Malinda Teel, editor,
Fortitude: True Stories of True Grit
(Red Rock, 2000)

With the advent of Chicken Soup for the Soul, a new subgenre was born: inspiration via personal essays. These days, you can find chicken soup for just about anyone's soul, as well as numerous variations on the theme. Red Rock Press has taken a different and more focused tack with its Virtues Victorious series, which gathers its essays according to the type of virtue.

In this title, Malinda Teel gathers stories from those who have faced some kind of test and endured. The selections are organized by the kind of difficulty: surviving the elements, the challenges of sports, illness, emotional trauma, war, education, work and family.
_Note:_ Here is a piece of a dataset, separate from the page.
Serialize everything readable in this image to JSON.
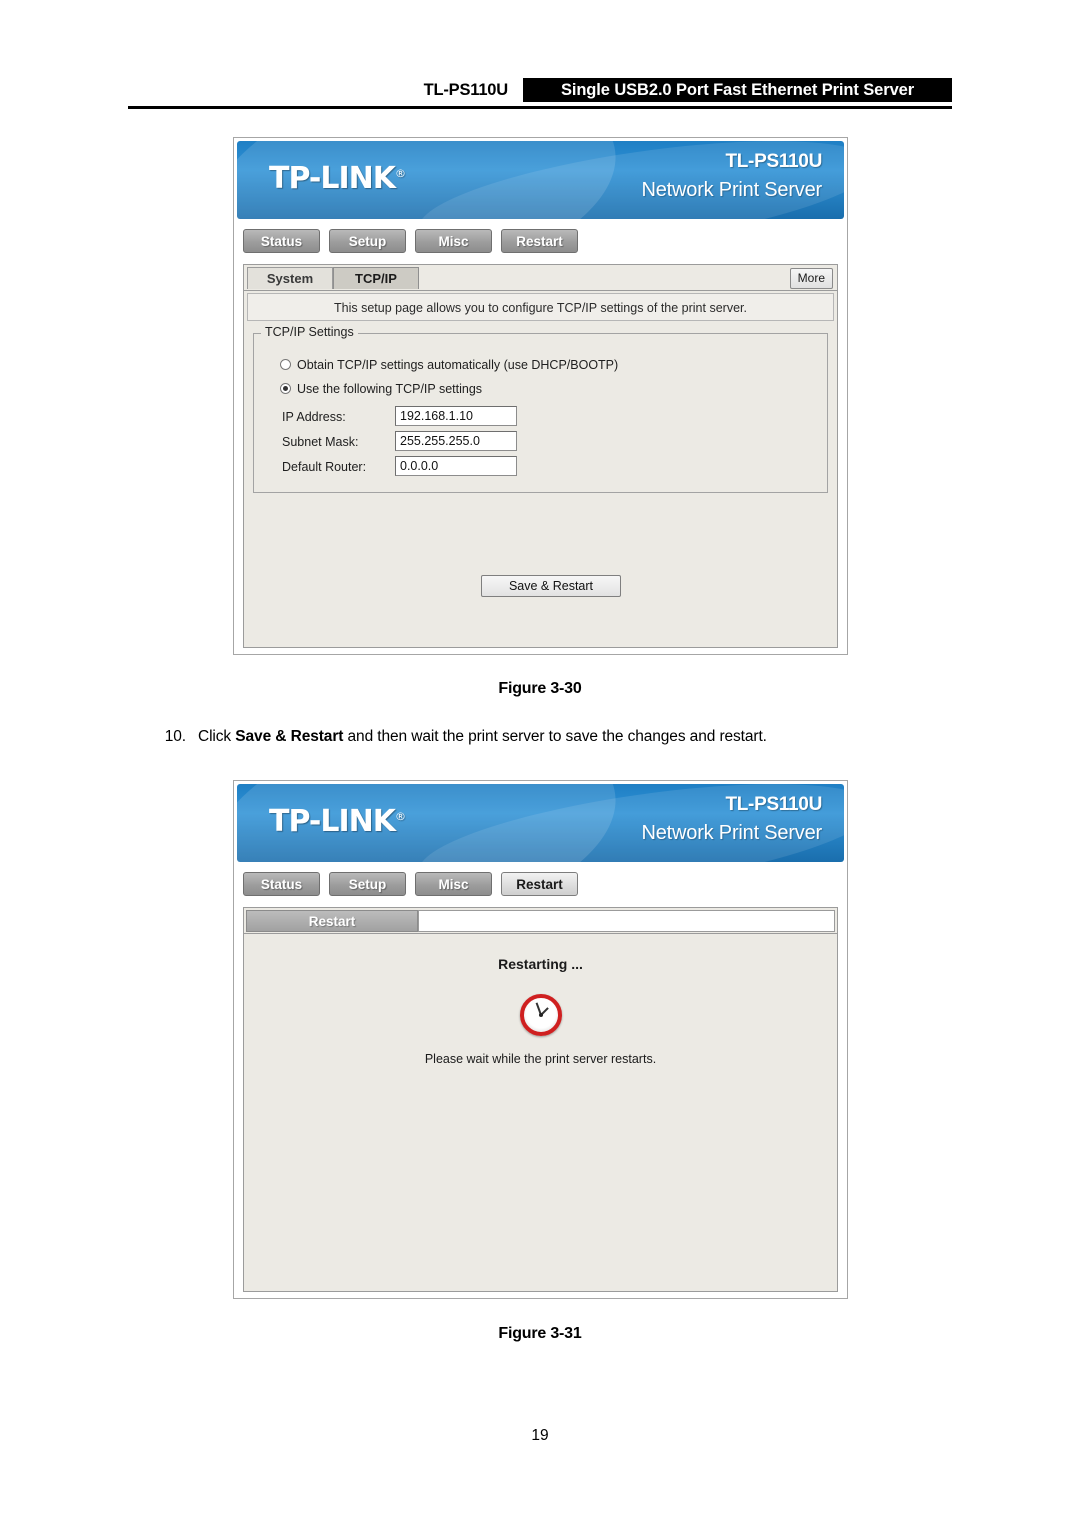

The opening essay describes how a man lost in the mountains and on the very of freezing to death finds the will to live. In another, a boy plays football to please his father and learns a lesson in self esteem. An abused wife gains the courage she needs to start over. A single mother from a family that doesn't value education writes a letter of gratitude to the professor who inspired her. These stories and most of the others are inspiring and encouraging examples.

I found a few to be less than inspiring, such as the story of a football receiver who plays with two broken hands or the woman who does psychic readings over the phone in order to get by -- although, to be fair, she's not comfortable with it either. Overall, however, the stories resonate and are well written.

The book is nicely organized, attractive and appealing. Teel scatters inset boxes with inspiring stories from history and pithy quotations throughout the text. The pieces flow smoothly one from the next.

Sometimes you need inspiration with a focus, and if so, this is the book for you.